Absolutely. My comment referred to the trauma patient that is UNSTABLE who
should go to either the OR or the angio suite for EMERGENCY intervention. I
meant to state that and hereby clarify so now. I didn't intend to refer to
STABLE patients in my statement which does, as you quite rightly say, change
things in that those patients do not then need to be IMMEDIATELY "scooped
and run" to the OR. However I am aware of many occasions where trauma
patients have languished in certain A+Es/EDs for many hours with cyclic
volume resuscitation because they were "STABLE" and didn't need to go
straight to the OR, which is undoubtedly harmful to the patients and their
outcomes! This though is a different debate.

 

I agree completely with what you say regarding STABLE trauma patients who
have selective non-operative management and can go to either the ICU, CT
scanner +/- angio suite or even the "normal" ward.
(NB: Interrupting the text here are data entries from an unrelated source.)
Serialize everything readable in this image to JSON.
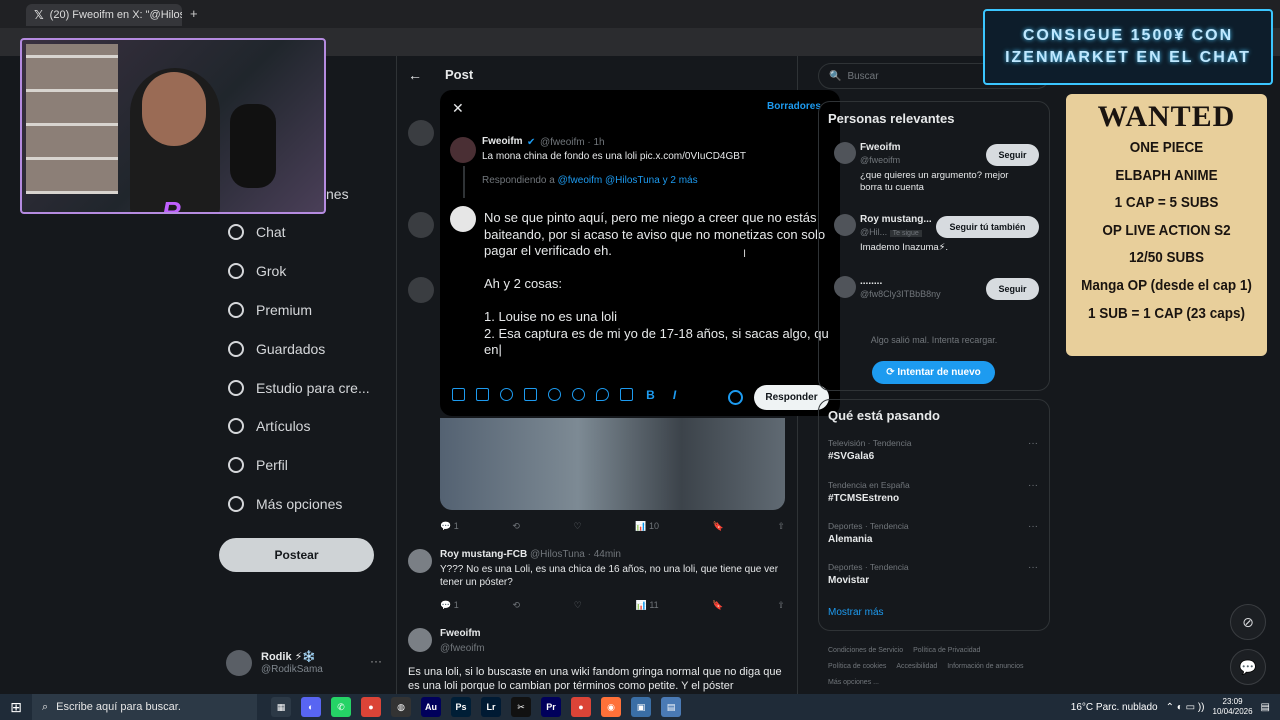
{
  "browser": {
    "tab_title": "(20) Fweoifm en X: \"@HilosTuna",
    "tab_close": "✕",
    "new_tab": "+"
  },
  "nav": {
    "partial_label": "nes",
    "items": [
      {
        "name": "chat",
        "label": "Chat",
        "icon": "chat-icon"
      },
      {
        "name": "grok",
        "label": "Grok",
        "icon": "grok-icon"
      },
      {
        "name": "premium",
        "label": "Premium",
        "icon": "premium-icon"
      },
      {
        "name": "guardados",
        "label": "Guardados",
        "icon": "bookmark-icon"
      },
      {
        "name": "estudio",
        "label": "Estudio para cre...",
        "icon": "rocket-icon"
      },
      {
        "name": "articulos",
        "label": "Artículos",
        "icon": "article-icon"
      },
      {
        "name": "perfil",
        "label": "Perfil",
        "icon": "profile-icon"
      },
      {
        "name": "mas",
        "label": "Más opciones",
        "icon": "more-icon"
      }
    ],
    "post_button": "Postear"
  },
  "account": {
    "name": "Rodik ⚡❄️",
    "handle": "@RodikSama",
    "menu": "···"
  },
  "header": {
    "back": "←",
    "title": "Post"
  },
  "compose": {
    "close": "✕",
    "drafts": "Borradores",
    "original_name": "Fweoifm",
    "original_meta": "@fweoifm · 1h",
    "original_text": "La mona china de fondo es una loli pic.x.com/0VIuCD4GBT",
    "replying_prefix": "Respondiendo a",
    "replying_to": "@fweoifm @HilosTuna y 2 más",
    "draft_text": "No se que pinto aquí, pero me niego a creer que no estás baiteando, por si acaso te aviso que no monetizas con solo pagar el verificado eh.\n\nAh y 2 cosas:\n\n1. Louise no es una loli\n2. Esa captura es de mi yo de 17-18 años, si sacas algo, qu en|",
    "reply_button": "Responder",
    "text_cursor": "I"
  },
  "feed": {
    "action_counts_1": {
      "replies": "1",
      "views": "10"
    },
    "tweet_roy": {
      "name": "Roy mustang-FCB",
      "meta": "@HilosTuna · 44min",
      "text": "Y??? No es una Loli, es una chica de 16 años, no una loli, que tiene que ver tener un póster?",
      "replies": "1",
      "views": "11"
    },
    "tweet_fweoifm": {
      "name": "Fweoifm",
      "handle": "@fweoifm",
      "text": "Es una loli, si lo buscaste en una wiki fandom gringa normal que no diga que es una loli porque lo cambian por términos como petite. Y el póster"
    }
  },
  "sidebar": {
    "search_placeholder": "Buscar",
    "relevant_title": "Personas relevantes",
    "people": [
      {
        "name": "Fweoifm",
        "handle": "@fweoifm",
        "bio": "¿que quieres un argumento? mejor borra tu cuenta",
        "button": "Seguir"
      },
      {
        "name": "Roy mustang...",
        "handle": "@Hil...",
        "badge": "Te sigue",
        "bio": "Imademo Inazuma⚡.",
        "button": "Seguir tú también"
      },
      {
        "name": "........",
        "handle": "@fw8Cly3ITBbB8ny",
        "bio": "",
        "button": "Seguir"
      }
    ],
    "error_text": "Algo salió mal. Intenta recargar.",
    "retry_button": "Intentar de nuevo",
    "trends_title": "Qué está pasando",
    "trends": [
      {
        "context": "Televisión · Tendencia",
        "name": "#SVGala6"
      },
      {
        "context": "Tendencia en España",
        "name": "#TCMSEstreno"
      },
      {
        "context": "Deportes · Tendencia",
        "name": "Alemania"
      },
      {
        "context": "Deportes · Tendencia",
        "name": "Movistar"
      }
    ],
    "show_more": "Mostrar más",
    "footer": [
      "Condiciones de Servicio",
      "Política de Privacidad",
      "Política de cookies",
      "Accesibilidad",
      "Información de anuncios",
      "Más opciones ..."
    ]
  },
  "overlay": {
    "banner_line1": "CONSIGUE 1500¥ CON",
    "banner_line2": "IZENMARKET EN EL CHAT",
    "wanted_title": "WANTED",
    "wanted_lines": [
      "ONE PIECE",
      "ELBAPH ANIME",
      "1 CAP = 5 SUBS",
      "OP LIVE ACTION S2",
      "12/50 SUBS",
      "Manga OP (desde el cap 1)",
      "1 SUB = 1 CAP (23 caps)"
    ],
    "streamer_logo": "R"
  },
  "taskbar": {
    "search_placeholder": "Escribe aquí para buscar.",
    "weather": "16°C  Parc. nublado",
    "time": "23:09",
    "date": "10/04/2026",
    "apps": [
      {
        "label": "▦",
        "color": "#2c3946"
      },
      {
        "label": "◐",
        "color": "#5865f2"
      },
      {
        "label": "✆",
        "color": "#25d366"
      },
      {
        "label": "●",
        "color": "#db4437"
      },
      {
        "label": "◍",
        "color": "#333"
      },
      {
        "label": "Au",
        "color": "#00005b"
      },
      {
        "label": "Ps",
        "color": "#001e36"
      },
      {
        "label": "Lr",
        "color": "#001a33"
      },
      {
        "label": "✂",
        "color": "#111"
      },
      {
        "label": "Pr",
        "color": "#00005b"
      },
      {
        "label": "●",
        "color": "#db4437"
      },
      {
        "label": "◉",
        "color": "#ff7139"
      },
      {
        "label": "▣",
        "color": "#3a6ea5"
      },
      {
        "label": "▤",
        "color": "#4a7ab5"
      }
    ]
  }
}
Naturally it depends upon
each individual patient, their injuries and their determined clinical
management plan as to where they should go next for further care.

 

This leaves aside the issue of STABLE trauma patients who MAY still go
straight to the OR for surgery once their condition has been RAPIDLY
"optimised" without further delay.

 

 

Matthew R

Surgery UK

 

-----Original Message-----
From: Hardcastle, Tim, Dr <tch at sun.ac.za> [mailto:tch at sun.ac.za] 
Sent: 18 August 2007 05:28
To: Trauma &amp; Critical Care mailing list
Subject: RE: Transfer - NO [Stating a Fact!]

 

Matt

 

Qualify your statement to say "the UNSTABLE trauma patient" and I'm
altogether with you.

 

Stable patients deserve a work-up; this has been where SNOM has come from -
they get sorted in the ED then go to the ICU / ward, rather than the OR.
This group is NOT best served by direct transfer to the OR.

 

Tim

Dr T C Hardcastle

M.B.,Ch.B.(Stell); M.Med(Chir); FCS(SA)

Senior Surgeon / Senior Lecturer: Surgery (Trauma and ICU)
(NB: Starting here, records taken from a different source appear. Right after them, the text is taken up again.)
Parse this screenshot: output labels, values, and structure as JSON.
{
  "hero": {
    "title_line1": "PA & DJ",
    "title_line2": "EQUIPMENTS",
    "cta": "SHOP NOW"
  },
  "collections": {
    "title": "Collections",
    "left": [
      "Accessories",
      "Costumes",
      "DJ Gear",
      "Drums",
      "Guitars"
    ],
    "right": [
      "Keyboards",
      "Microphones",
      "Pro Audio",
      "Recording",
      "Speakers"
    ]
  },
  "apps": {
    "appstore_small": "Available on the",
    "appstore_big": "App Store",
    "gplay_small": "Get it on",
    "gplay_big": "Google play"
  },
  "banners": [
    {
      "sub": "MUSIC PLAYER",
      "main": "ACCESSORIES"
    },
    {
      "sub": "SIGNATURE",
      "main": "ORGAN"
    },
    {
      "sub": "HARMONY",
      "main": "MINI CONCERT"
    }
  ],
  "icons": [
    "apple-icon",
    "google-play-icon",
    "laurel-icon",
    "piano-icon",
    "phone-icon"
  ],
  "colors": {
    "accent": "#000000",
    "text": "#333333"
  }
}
ATLS  instructor and DSTC Cape Town Course Director

Intern program Coordinator: Surgery

M.Med (Emergency Medicine) Executive Committee member

Clinical Head (Director): Diana Princess of Wales Trauma Unit

Division of Surgery (General) Room 4064

Department of Surgical Sciences

Tygerberg Hospital / University of Stellenbosch

PO Box 19063

Tygerberg 7505

Western Cape

South Africa

e-mail: tch at sun.ac.za

Cell: +27824681615

Office: +27219389281 or 4911 pager 0302

 

 

 

-----Original Message-----

            "There is no role for the A+E/ED in trauma. It is merely to keep

the patient warm whilst being 'scooped and run' to the OR! A+E/ED doctors
role in trauma are as pre-hospital care clinicians which many of them have
now encompassed to become trauma team leaders with air
ambulances/pre-hospital care teams etc. They are there

to implement the Platinum 10 or the Diamond 5.that is get the patient to the
OR as quickly as possible for definitive or damage control surgery using
permissive hypotension etc.!!"

 

The latter comment has prompted many antagonistic comments within the

A+Es/EDs of many of my regional hospitals for my outspoken opinion. I am

sorry about this..but I will not apologise for stating what is obvious in

acting in the patient's best interests.